Por: Marcelino Aparicio.

A pocos días de la firma del contrato de concesión del puerto de Paita, se revela que el consorcio ganador de la buena pro, Terminales Portuarios Euroandinos (TPE), no cuenta con financiamiento para asegurar la inversión que prometió en abril pasado. Aquella vez, Alan García anunció con bombos y platillos la privatización del “primer puerto en la ruta marítima norte del Perú”, como solía llamar a Paita el héroe Miguel Grau, cuando representó a su tierra natal en el congreso de 1876, poco antes de embarcarse en el glorioso monitor Huascar para combatir al invasor chileno.
Resulta inaudito que tres ex alcaldes, que ya andan en campaña política soñando con volver a mamar de la teta estatal, guarden cómplice silencio en este transcendental tema para la vida económico y social de la provincia. Sólo el “acciopopulista” Alejandro Torres Vega ha tomado la delantera en la defensa del terminal portuario junto al sindicato Enapu-Paita.
Hasta el ministro de Transportes, Enrique Cornejo ha reconocido problemas en la operación crediticia. Otro aprista que puso en entredicho la solvencia económica de TPE es Luis Negreiros, que visitó Paita hace algunos días y puso contra las cuerdas a su propio partido. Quizá sea Negreiros el único seguidor de Víctor Raúl Haya de la Torre que en los albores del siglo XXI defiende con valentía las empresas estratégicas que generan ganancias al Estado pero por el prurito neoliberal de “venderlo todo” terminan en manos privadas.
Parece que los portugueses “hicieron cholito” a García y quizá por ello nadie se atreve a estampar su firma en el documento oficial. Además, resulta osado que una administración gubernamental que está de salida entregue el puerto de Paita a capitales extranjeros que no garantizan una inversión adicional de US$ 100 millones.
Ojala que no se repita el bochornoso caso de empresas estatales que fueron privatizadas a precio ganga durante el “fujimorato”. Sucedió con el Aeropuerto Internacional Jorge Chávez que fue adquirido por una empresa que tenía S/.10 mil de inversión y que al final terminó manejando un capital de más de S/. 45 millones, según denuncias periodísticas. Igual es el caso de la minera Doe Run, que ahora busca ser financiada por el Estado. Esperamos que no suceda lo mismo con el terminal marítimo de Paita, que genera ganancias anuales por S/. 11 millones, sin necesidad de ser privatizado.

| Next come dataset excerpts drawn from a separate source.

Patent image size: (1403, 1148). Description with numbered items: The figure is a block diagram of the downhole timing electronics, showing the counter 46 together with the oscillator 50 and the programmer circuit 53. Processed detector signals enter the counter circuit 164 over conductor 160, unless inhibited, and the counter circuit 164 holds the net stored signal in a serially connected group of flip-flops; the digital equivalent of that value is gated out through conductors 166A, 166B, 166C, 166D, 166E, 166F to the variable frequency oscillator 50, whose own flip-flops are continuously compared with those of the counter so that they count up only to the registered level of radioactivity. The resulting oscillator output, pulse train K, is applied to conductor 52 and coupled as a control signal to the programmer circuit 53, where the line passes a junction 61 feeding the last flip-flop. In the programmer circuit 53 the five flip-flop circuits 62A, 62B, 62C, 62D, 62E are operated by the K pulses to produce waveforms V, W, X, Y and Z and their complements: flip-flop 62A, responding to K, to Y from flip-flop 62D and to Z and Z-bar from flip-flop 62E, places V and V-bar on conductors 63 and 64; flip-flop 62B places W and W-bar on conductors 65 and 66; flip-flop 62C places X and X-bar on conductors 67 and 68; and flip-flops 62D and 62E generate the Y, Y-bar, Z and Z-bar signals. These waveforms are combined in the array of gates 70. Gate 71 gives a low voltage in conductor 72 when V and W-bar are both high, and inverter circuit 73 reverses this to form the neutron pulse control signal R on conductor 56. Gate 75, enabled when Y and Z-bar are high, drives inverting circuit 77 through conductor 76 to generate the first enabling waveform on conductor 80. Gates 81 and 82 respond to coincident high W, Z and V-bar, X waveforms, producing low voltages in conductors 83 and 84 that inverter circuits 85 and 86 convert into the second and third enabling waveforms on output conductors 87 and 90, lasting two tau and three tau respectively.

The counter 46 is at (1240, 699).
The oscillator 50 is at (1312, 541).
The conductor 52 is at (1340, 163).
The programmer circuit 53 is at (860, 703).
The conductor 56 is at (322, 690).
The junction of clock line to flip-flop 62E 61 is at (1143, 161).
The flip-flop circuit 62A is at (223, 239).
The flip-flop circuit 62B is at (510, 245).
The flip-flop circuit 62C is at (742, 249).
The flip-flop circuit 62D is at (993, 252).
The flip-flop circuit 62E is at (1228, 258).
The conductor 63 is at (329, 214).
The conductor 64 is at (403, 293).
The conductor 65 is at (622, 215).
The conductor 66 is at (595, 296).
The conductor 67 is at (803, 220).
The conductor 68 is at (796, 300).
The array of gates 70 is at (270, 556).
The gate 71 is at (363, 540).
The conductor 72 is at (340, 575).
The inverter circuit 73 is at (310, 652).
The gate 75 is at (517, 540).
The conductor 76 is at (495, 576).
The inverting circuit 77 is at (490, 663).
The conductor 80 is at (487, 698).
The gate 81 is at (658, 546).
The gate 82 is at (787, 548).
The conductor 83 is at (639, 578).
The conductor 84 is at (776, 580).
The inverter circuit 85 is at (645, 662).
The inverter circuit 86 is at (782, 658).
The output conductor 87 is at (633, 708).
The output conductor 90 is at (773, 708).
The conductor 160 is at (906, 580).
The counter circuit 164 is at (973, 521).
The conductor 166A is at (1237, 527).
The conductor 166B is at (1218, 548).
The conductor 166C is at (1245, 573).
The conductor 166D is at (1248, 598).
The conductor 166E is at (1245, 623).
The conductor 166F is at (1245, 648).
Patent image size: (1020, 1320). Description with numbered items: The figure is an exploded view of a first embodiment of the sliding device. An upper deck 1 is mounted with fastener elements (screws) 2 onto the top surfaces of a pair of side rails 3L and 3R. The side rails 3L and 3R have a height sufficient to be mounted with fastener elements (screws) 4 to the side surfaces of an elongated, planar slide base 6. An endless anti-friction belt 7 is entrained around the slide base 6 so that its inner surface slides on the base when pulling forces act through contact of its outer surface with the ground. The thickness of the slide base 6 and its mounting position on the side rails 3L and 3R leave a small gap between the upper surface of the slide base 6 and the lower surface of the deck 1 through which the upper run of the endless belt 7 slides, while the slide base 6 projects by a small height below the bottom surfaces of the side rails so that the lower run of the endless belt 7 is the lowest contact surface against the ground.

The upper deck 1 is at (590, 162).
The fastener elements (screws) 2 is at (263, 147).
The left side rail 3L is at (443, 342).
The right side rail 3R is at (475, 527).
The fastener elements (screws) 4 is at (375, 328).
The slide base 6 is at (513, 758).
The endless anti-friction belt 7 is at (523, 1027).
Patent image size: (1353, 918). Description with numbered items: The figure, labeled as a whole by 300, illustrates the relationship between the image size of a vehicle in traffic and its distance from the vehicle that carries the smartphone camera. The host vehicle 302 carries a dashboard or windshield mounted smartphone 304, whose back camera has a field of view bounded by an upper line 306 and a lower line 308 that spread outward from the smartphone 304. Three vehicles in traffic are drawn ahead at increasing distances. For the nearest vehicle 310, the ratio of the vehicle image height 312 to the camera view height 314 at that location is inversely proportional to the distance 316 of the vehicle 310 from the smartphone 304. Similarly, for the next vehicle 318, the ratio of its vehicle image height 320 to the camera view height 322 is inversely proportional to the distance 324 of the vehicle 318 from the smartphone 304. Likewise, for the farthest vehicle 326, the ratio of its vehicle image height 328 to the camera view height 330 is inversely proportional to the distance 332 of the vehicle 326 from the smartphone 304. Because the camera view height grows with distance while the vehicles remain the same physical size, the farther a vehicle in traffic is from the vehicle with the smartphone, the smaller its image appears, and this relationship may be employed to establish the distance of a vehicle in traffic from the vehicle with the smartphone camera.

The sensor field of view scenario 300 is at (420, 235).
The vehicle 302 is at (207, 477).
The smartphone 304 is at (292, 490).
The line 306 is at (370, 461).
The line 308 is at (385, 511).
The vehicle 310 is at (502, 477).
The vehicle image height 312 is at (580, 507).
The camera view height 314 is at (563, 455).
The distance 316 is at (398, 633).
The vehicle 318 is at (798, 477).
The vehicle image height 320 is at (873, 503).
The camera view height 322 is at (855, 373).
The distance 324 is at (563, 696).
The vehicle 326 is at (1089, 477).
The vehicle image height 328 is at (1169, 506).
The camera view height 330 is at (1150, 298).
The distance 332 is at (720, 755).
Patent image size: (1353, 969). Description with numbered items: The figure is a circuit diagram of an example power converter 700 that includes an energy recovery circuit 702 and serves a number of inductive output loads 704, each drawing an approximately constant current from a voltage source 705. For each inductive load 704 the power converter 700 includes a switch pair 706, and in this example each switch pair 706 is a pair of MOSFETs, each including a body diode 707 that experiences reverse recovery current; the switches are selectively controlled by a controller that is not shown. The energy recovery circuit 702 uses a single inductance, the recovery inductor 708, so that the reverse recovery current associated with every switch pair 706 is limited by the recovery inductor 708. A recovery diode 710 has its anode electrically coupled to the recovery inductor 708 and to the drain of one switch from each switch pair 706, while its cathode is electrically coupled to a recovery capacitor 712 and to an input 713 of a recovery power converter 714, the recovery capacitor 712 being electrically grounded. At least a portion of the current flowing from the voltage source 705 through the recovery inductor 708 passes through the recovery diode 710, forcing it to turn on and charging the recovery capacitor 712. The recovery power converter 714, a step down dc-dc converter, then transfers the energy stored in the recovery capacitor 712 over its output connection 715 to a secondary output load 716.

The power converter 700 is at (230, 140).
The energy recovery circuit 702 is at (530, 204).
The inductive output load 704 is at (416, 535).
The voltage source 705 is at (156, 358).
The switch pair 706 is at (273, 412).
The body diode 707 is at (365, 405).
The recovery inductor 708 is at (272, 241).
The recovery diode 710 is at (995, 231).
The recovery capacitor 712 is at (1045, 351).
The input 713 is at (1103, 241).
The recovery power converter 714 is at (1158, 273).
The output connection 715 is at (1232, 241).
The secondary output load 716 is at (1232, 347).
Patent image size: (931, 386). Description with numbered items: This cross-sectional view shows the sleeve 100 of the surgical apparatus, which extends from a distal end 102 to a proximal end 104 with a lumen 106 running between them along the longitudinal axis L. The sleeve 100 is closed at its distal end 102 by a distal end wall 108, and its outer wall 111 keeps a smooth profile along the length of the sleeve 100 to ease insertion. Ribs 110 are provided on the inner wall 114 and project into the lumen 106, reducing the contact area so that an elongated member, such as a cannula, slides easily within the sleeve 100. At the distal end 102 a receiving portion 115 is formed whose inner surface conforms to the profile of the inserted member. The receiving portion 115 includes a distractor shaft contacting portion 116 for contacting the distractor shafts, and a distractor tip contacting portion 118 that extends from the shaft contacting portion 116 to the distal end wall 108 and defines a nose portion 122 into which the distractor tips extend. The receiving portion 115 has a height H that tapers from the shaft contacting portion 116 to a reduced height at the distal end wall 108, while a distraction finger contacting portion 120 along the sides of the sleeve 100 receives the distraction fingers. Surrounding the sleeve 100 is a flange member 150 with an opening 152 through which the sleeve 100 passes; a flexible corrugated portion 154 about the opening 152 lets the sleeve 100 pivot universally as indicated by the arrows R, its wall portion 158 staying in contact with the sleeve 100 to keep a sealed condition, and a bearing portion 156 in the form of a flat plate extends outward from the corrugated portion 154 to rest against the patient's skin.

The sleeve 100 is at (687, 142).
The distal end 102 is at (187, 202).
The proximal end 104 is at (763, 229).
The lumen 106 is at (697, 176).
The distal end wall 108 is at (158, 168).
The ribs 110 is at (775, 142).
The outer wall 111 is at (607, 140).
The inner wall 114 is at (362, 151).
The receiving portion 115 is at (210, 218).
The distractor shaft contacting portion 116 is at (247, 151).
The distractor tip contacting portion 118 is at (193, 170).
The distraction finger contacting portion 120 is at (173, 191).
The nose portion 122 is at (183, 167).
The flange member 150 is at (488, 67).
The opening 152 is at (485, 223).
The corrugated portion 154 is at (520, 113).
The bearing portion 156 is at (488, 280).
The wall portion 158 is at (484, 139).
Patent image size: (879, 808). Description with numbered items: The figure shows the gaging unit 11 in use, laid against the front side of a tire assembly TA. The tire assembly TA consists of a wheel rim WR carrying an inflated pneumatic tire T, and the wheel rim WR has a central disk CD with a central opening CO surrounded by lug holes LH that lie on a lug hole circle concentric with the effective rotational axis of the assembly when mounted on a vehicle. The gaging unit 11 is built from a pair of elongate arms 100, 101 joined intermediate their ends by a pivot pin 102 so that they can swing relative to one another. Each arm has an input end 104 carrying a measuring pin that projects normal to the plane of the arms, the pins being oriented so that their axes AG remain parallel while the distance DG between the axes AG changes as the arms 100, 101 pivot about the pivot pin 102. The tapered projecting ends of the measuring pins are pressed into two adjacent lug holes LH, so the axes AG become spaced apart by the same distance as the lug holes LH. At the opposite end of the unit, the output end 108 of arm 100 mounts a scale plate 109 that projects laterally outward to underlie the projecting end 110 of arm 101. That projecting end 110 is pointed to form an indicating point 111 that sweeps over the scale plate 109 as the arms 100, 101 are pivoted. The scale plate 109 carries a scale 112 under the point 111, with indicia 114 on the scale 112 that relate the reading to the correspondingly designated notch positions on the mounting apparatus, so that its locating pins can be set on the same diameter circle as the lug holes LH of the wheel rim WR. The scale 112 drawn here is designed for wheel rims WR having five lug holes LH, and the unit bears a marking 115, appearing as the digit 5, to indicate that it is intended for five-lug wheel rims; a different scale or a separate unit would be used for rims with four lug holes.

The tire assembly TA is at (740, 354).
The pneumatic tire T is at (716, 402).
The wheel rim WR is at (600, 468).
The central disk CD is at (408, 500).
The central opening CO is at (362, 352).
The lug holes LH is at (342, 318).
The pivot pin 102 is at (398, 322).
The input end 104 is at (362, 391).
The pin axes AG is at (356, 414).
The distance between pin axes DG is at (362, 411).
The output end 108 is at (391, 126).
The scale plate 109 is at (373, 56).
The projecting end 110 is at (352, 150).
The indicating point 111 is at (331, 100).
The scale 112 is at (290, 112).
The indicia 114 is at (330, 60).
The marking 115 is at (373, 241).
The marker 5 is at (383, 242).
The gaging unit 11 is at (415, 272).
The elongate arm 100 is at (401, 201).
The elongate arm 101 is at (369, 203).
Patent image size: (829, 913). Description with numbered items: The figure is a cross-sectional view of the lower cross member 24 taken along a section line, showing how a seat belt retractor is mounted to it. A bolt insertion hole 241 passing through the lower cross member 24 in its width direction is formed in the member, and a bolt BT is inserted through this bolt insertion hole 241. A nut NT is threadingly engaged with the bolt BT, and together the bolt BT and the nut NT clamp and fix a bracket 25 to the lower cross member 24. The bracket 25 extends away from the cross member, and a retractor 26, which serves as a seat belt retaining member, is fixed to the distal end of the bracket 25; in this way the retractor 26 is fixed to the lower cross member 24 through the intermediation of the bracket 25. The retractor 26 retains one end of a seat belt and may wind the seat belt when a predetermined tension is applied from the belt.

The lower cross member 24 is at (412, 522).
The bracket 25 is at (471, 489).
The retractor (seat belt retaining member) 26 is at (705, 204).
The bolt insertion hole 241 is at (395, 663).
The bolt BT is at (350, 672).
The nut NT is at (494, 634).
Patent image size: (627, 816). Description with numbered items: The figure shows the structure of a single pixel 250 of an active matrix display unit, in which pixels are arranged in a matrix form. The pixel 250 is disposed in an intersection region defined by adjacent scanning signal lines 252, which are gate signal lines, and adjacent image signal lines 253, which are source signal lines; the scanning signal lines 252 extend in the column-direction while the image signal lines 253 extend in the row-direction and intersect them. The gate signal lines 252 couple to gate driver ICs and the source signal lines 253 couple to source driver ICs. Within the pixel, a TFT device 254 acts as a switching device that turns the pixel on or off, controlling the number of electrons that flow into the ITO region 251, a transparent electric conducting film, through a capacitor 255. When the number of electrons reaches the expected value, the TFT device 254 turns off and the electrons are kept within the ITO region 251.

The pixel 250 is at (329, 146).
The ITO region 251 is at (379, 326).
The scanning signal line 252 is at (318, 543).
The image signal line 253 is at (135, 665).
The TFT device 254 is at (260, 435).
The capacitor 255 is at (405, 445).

La Federación de Portuarios sostiene que el gobierno de García pretende flexibilizar las exigencias para presentar un fideicomiso, en vez de la carta fianza, única garantía legal que asegura la inversión. El banco HSBC se negó a otorgarle este documento debido a que TPE no pudo depositar US$40 millones; por ello ahora pretende presentar un fideicomiso donde solo tendría que demostrar la tenencia de US$ 10 millones. Increíble que García regale las empresas como si fueran su chacra. Razón tienen los portuarios cuando sostienen que TPE es insolvente y advierten que la firma de la concesión vulnera las bases del proceso.
Sería mejor que Alan García suspendiese esta engorrosa privatización y dejase que las nuevas autoridades elegidas en las elecciones del 2010 y 2011 definan finalmente este caso. Después de todo, hasta Cayetana Aljovín, contumaz privatizadora y directoria de Pro Inversión, acaba de renunciar pero no por los problemas en Paita, sino por los chanchullos con la concesión de Taboada, otra papa caliente del segundo “alanismo”, que ha terminado como fiel escudero de la rancia derecha económica local.